We hope that perhaps some of these early findings about smallmouths will result in the same phenomenon.

Strategy No. 2 for catching suspended smallmouths

Smallmouth search strategies

See illustrations in article for details

Several strategies exist for finding and then consistently catching smallmouth bass during the postspawn period when bronzebacks can roam from main-lake structure to deep, offshore haunts chasing baitfish. As most smallmouth anglers can attest, it can often be difficult to determine the location of smallies.

On large Northern lakes, smallies can chase baitfish out into open water and suspend. Suspending fish are known to be very aggressive, but they can be difficult to find. Al and James Lindner discovered several techniques for finding suspending fish. Both strategies involve one angler fishing traditional techniques while the back angler does something completely different.

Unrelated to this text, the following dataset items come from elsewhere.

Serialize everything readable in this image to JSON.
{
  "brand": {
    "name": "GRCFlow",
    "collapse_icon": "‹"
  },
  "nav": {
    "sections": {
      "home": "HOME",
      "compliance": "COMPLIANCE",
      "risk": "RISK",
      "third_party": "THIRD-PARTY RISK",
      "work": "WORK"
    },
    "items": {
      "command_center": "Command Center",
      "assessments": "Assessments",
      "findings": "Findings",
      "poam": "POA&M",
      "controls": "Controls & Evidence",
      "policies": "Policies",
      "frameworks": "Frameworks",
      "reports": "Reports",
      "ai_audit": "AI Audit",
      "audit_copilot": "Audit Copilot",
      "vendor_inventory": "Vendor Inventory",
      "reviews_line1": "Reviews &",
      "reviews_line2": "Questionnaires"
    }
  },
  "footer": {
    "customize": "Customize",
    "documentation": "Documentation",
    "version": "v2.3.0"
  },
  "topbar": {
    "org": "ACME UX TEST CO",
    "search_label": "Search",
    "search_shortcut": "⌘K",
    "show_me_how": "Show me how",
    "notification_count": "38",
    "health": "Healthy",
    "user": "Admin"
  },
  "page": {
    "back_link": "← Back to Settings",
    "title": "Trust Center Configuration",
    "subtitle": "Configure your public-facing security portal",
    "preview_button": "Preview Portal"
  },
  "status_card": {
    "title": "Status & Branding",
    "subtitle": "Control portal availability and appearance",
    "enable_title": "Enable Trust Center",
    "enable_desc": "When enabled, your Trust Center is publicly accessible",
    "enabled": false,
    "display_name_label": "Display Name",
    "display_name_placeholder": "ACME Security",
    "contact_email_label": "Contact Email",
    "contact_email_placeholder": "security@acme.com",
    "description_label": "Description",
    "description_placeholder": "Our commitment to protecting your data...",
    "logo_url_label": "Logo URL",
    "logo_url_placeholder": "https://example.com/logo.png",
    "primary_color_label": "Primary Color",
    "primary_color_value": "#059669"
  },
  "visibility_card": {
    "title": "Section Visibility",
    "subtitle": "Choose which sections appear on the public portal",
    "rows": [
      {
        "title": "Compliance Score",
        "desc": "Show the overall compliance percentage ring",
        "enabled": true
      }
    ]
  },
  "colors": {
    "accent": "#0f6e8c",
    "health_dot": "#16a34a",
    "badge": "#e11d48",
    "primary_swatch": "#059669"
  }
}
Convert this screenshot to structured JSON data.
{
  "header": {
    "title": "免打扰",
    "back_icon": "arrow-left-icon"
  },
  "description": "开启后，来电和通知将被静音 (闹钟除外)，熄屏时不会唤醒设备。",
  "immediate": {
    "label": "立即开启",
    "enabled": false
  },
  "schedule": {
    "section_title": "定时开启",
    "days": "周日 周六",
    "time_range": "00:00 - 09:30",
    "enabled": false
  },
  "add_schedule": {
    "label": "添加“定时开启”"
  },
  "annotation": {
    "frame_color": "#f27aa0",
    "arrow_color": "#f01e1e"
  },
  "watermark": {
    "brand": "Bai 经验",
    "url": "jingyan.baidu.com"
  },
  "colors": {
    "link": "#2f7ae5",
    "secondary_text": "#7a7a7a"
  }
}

How do you catch suspended smallmouths?

If the back angler happens to catch fish while dragging a finesse rig, which happens quite often when implementing the two fishing-finding strategies illustrated on previous pages, both anglers should change techniques. Suspended smallies are typically very close to bait balls, and fish can be seen on electronics suspended around baitfish. If this scenario plays out, both anglers should drop 5-inch Jerk Shads on 1/4- or 1/2-ounce jigheads (depending on the depth of the fish) with wide-gap hooks. Do not drop the bait to the level of the fish, but drop it 5 to 7 feet deep. If the fish are a little deeper, drop the bait slightly. But keep the bait above the bait ball and suspended smallmouths – the smallies will come up and hit the lure. Also, do not jig or shake the Jerk Shad; keep it as still as possible and simply drift. This technique is sometimes refered to as “deadsticking.”

Boat position for smallies

By Ron Lindner

We were recently fishing for smallmouths when I noticed something we instinctively were doing for a long time but never really articulated on our television show or in our writings. If I were to give a tip for locating the old brown bass – a tip that is very easy to visualize and very easy to implement – it is that your boat’s position can actually help you find bass. This tip, while not 100 percent, can nonetheless save you an incredible amount of time when looking for smallmouths in the Northern lakes after the postspawn dispersal. Note: The application of this tip is on Northern natural lakes and after spawning periods – it doesn’t apply to rivers or reservoirs in other parts of North America.

We found that regardless of what depth of water you are casting to – 1 foot or 8 feet – make sure your boat is always sitting in at least 10 feet of water or, preferably, even a little deeper. A number of dynamics come into play to make this important.

After spawning periods, smallmouth bass in the majority of natural waters set up in positions that have both close access and exit to deep water. So, while indeed the fish might be sitting in very shallow rocks, deep water is usually very near – most times no more than a casting length away. Furthermore, the nature of the structural makeup on these bodies of water is such that these are places where the deep water normally cuts closest to structure. This rule of thumb actually seems to apply if you are fishing along a shoreline drop-off or an offshore hump. These sharp drop-offs allow smallies to quickly adjust depth and go from 1 to 2 feet deep to 4 to 6 feet deep very quickly without having to move a great distance horizontally. Remember, radical up and down movements are very common later in the year.

What tends to confuse many anglers is that in spring and early summer – prespawn through early postspawn – smallies can be found (usually in great numbers) way up on shallow flats and in the back ends of big, shallow bays and in timber and trees along the shore. Usually, these places can be a great distance from water that is 10-20 feet deep. So most times, your boat is in very shallow water. But come the established postspawn period, these areas are usually devoid of fish.

There are, of course, always exceptions to all rules of thumb – and that may be the case here as well – yet on most Northern natural lakes after the postspawn period is under way, this concept will most often pay big dividends.